Die Aufwertungsrunde wurde erneut unter schwierigen äußeren Umständen verhandelt. Nach zwei Jahren Coronapandemie und angesichts des Überfalls auf die Ukraine war es nicht einfach, die notwendige öffentliche Aufmerksamkeit für diese Auseinandersetzung zu erreichen. Dass trotzdem dieser Abschluss zustande kam, liegt maßgeblich am Einsatz der Beschäftigten, ihrer Beteiligung an Streiks und Demonstrationen und ihrem vielfältigen Eintreten für bessere Arbeitsbedingungen!


Verbesserungen im Sozial- und Erziehungsdienst

An mehreren Streiktagen waren GEW-Mitglieder gemeinsam mit den Kolleg:innen von ver.di für die Aufwertung auf der Straße. Eine länderübergreifende Streikaktion mit GEW-Mitgliedern aus Rheinland-Pfalz auf der Rheinbrücke in Mainz-Kastel am 31. März 2022 setzte ein starkes, öffentlichkeitswirksames Zeichen (siehe Foto). Aber auch die vielen Gespräche im persönlichen Umfeld trugen und tragen dazu bei, dass die Forderungen nach Aufwertung der Sozial- und Erziehungsberufe in der Gesellschaft verankert werden. Und dies wird weiterhin notwendig sein. Die Aufwertung ist noch lange nicht abgeschlossen und auch der Fachkräftemangel erfordert zusätzliche Anstrengungen für qualitativ gute Arbeit und entsprechende Arbeitsbedingungen. Hier braucht es starke und aktive GEWerkschaften, die ohne aktive und engagierte Gewerkschaftsmitglieder nicht denkbar sind! Und nicht zuletzt sind wir in diesem Kampf auf die solidarische Unterstützung aus der Gesellschaft, insbesondere auch der Eltern, angewiesen!
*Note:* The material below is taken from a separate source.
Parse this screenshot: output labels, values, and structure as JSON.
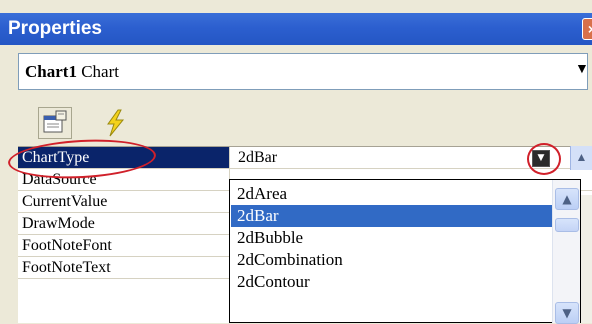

Bei Redaktionsschluss dieser HLZ waren die Redaktionsverhandlungen der Tarifparteien zu Details der Tarifeinigung noch nicht abgeschlossen. Das gilt unter anderem für die konkreten Regelungen zur Umwandlung von Entgeltanteilen in Entlastungstage. Hier die wesentliche Ergebnisse:

  • Entgelt: Erzieher:innenberufe (S 2 bis S 11a) bekommen eine Zulage von 130 Euro monatlich ab 1.7.2022, Sozialpädagog:innen u.a. bekommen 180 Euro mehr im Monat. Kita-Leitungen gehen bei der Zulage leer aus. Das ist sehr bedauerlich, allerdings sind Kita-Leitungen im Jahr 2015 durchweg um eine Gruppe höhergruppiert worden und die Arbeitgeberseite ließ sich zu keinen Verbesserungen bewegen. Wird die vereinbarte Zulage zu den Tabellenwerten der S 8a addiert, dann ist mehr als die Hälfte des Weges einer Aufwertung der S 8a (Erzieher:in) in Richtung der derzeitigen S 8b (Erzieher:in mit schwieriger Tätigkeit) zurückgelegt. Für die Kolleg:innen in Frankfurt und Umgebung ist die Regelung des Tarifvertrags bedeutsam, dass die Erzieher:innen in der S8b ebenfalls die Zulage bekommen, denn hier wird aufgrund des Fachkraftmangels flächendeckend nach S 8b bezahlt. Positiv ist gleichfalls, dass die Sozialpädagog:innen etc. in S 11b, S 12, S 14 und S 15 deutlich besser bedacht wurden als im Jahr 2015.
  • Stufenlaufzeiten: Ab Herbst 2024 fallen die gegenüber der normalen TVöD-Tabelle verlängerten Stufenlaufzeiten in der S-Tabelle weg. Die Vereinbarung macht hinsichtlich der strukturellen Wertebenen einiges aus und führt über die gesamten sechs Stufen gerechnet zu einem spürbar höheren Lebenseinkommen. Davon profitieren vor allem neue und dienstjüngere Kolleg:innen, die die Stufe 6 der Tabelle noch nicht erreicht haben. Erzieher:innen mit schwierigen Tätigkeiten, die die längsten Stufenlaufzeiten bis Stufe 6 haben, profitieren in besonderer Weise von der Streichung der besonderen Laufzeiten. Neueinsteiger:innen erreichen dadurch die höchste Stufe der S 8b sieben Jahre früher als bisher.
  • Regenerationstage: Ab 2022 gibt es zwei zusätzliche Regenerationstage als ersten Schritt zu möglichen weiteren bereichsspezifischen Arbeitszeitverkürzungen bzw. Entlastungen. Hier sind sinnvolle Wege zur Umsetzung zu finden, beispielsweise durch zusätzliche Schließtage. Zudem besteht die Option, die vereinbarten Zulagen in bis zu zwei weitere Regenerationstage umzuwandeln.
     

Die nächste reguläre Tarifrunde steht vor der Tür

Den tarifgebundenen Beschäftigten steht die erhöhte Zulage ab 1. Juli 2022 zu. In der Vergangenheit haben sich einzelne kommunale Arbeitgeber jedoch dagegen gesperrt, Entgelterhöhungen vor Abschluss der Redaktionsverhandlungen zu überweisen. Dieses Verhalten ist gegenüber den Beschäftigten wenig fürsorglich, aber rechtlich leider nicht zu beanstanden. Möglich wäre aber auch, die Zahlung „unter Vorbehalt“ vor der letzten Unterschrift unter den Tarifvertrag auszuzahlen.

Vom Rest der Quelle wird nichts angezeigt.